Aquapark canım çekiyor herhalde. Rüyamda aquaparkta bir köpeği kurtardım, boğuluyordu az daha. Başkalarını da kurtardım, aquaparka yağmur yağdı, havuzlar taştı, yüzme bilmeyenler vardı.

Bir kitap varmış. Hayatı Anlama Kılavuzu galiba adı. Paketli, almadan önce içini açamıyorsunmuş. İlk sayfasında kılavuz sensin yazıyormuş. Geriye kalan bütün sayfalar boşmuş. Bir de pahalıymış. Alanlar hayal kırıklığına uğramış olmalı. Ben de acaba insanları anlama sanatı diye böyle bir kitap mı çıkarsam.

Laptopu kapatmaya üşeniyorum. Açık kalıyor gece ama sıcakta şarj uyarı veriyor, yakında bozulabilir diyor. Belki sıcak değil de nemdendir.

New York’u çevirirken New York diye bırakıyorlar, Niyork demiyorlar ama Pamukkale’yi çevirirken Cotton Castle diyorlar, tuhaf. Yani şimdi Eskişehir’i old city diye mi çevireceğiz, her şehirde bir old city, yani eski şehir var.

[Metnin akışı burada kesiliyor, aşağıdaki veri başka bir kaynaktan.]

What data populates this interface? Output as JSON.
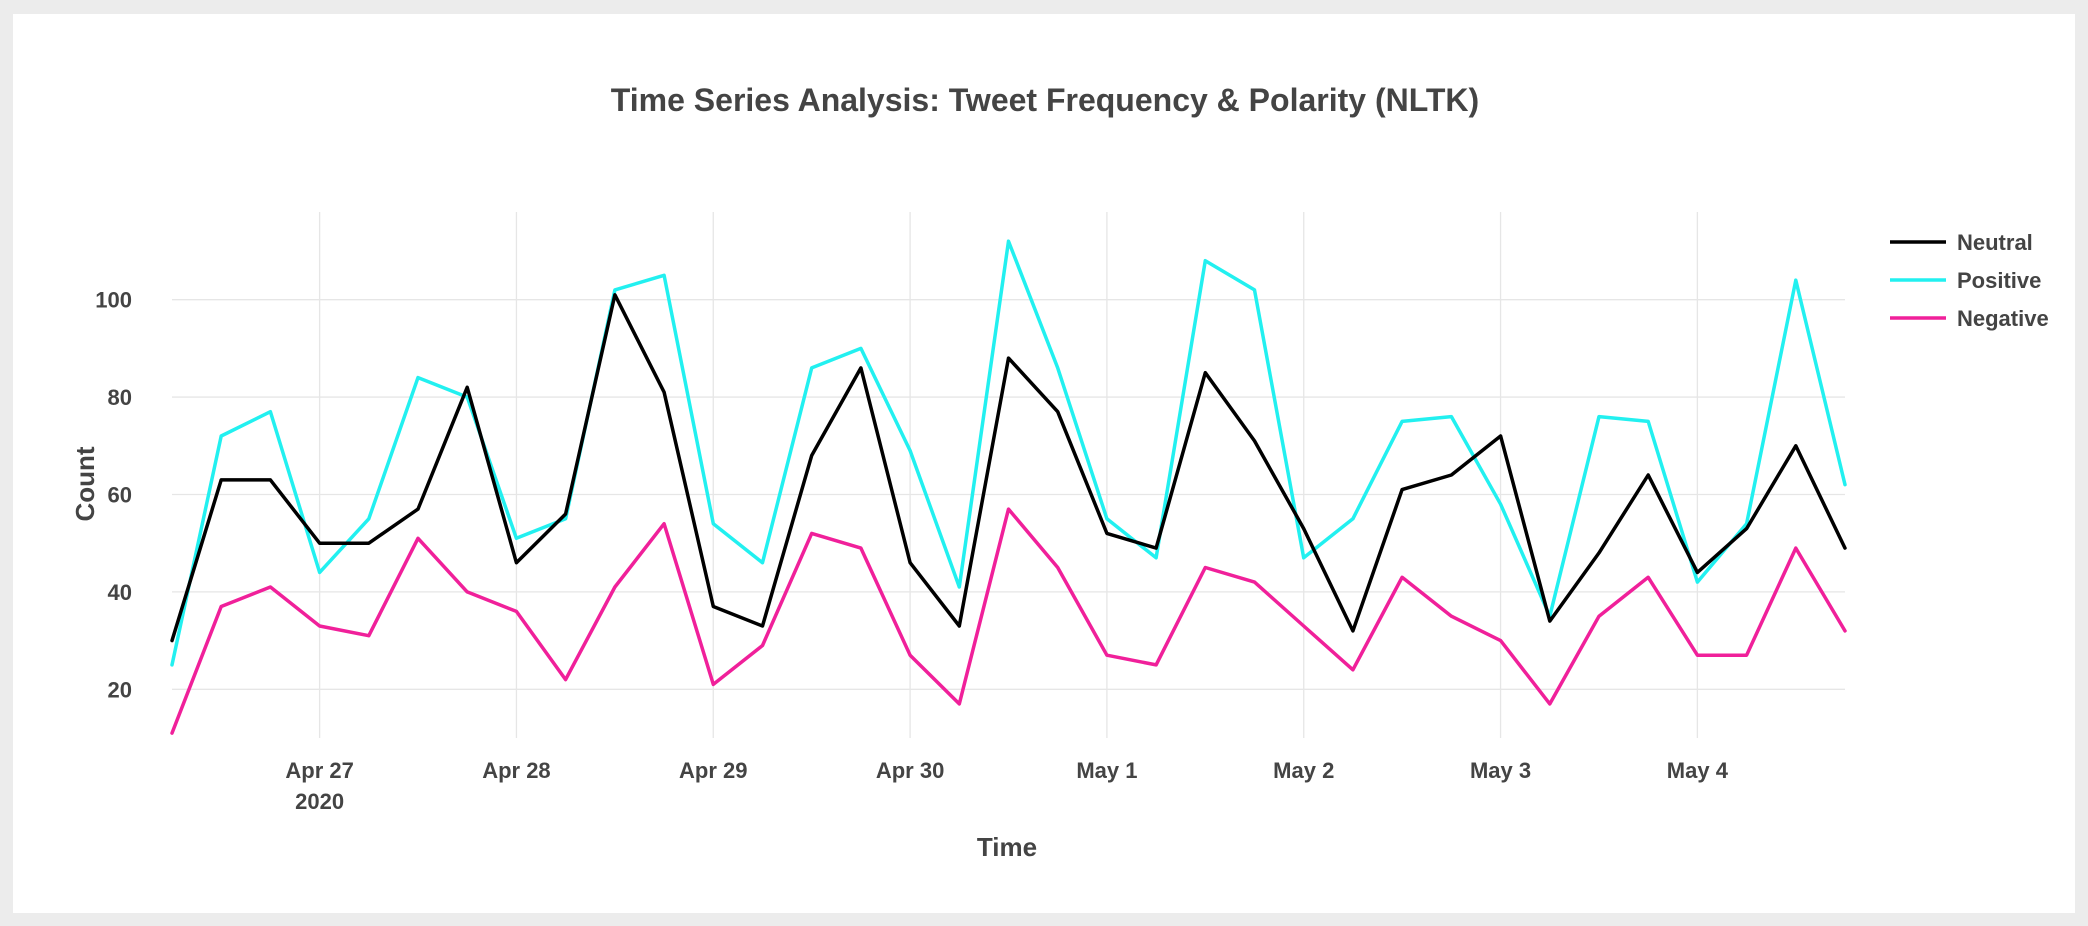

Rüyamda asansör durdu, çıkamadım. Sonra, kahve içerken kafede, denize sıfır kafe, birden iki metrelik dalgalar geldi üstüme, insanlar yüzmeye başladı. Ben de kahvemle suyun üstüne durdum. Dalgaların içleri görülüyordu, yeşil mavi. Bir de uzaylı vardı dalgaların arasında. Yosun gibiydi, el kadar boyu vardı. Su uzaylısıymış o. Yosun yeşili ama dikkatle bakarsan gözlerini görebiliyorsun. Dünyaya istilaya gelenlerin öncüsüymüş filan. Sonra sular çekildi, uzaylı geldi masama oturdu, kahve içtik. Ya dedim ya şimdi beni zehirlerse.  Yeni kahveyi önce ona içirdim.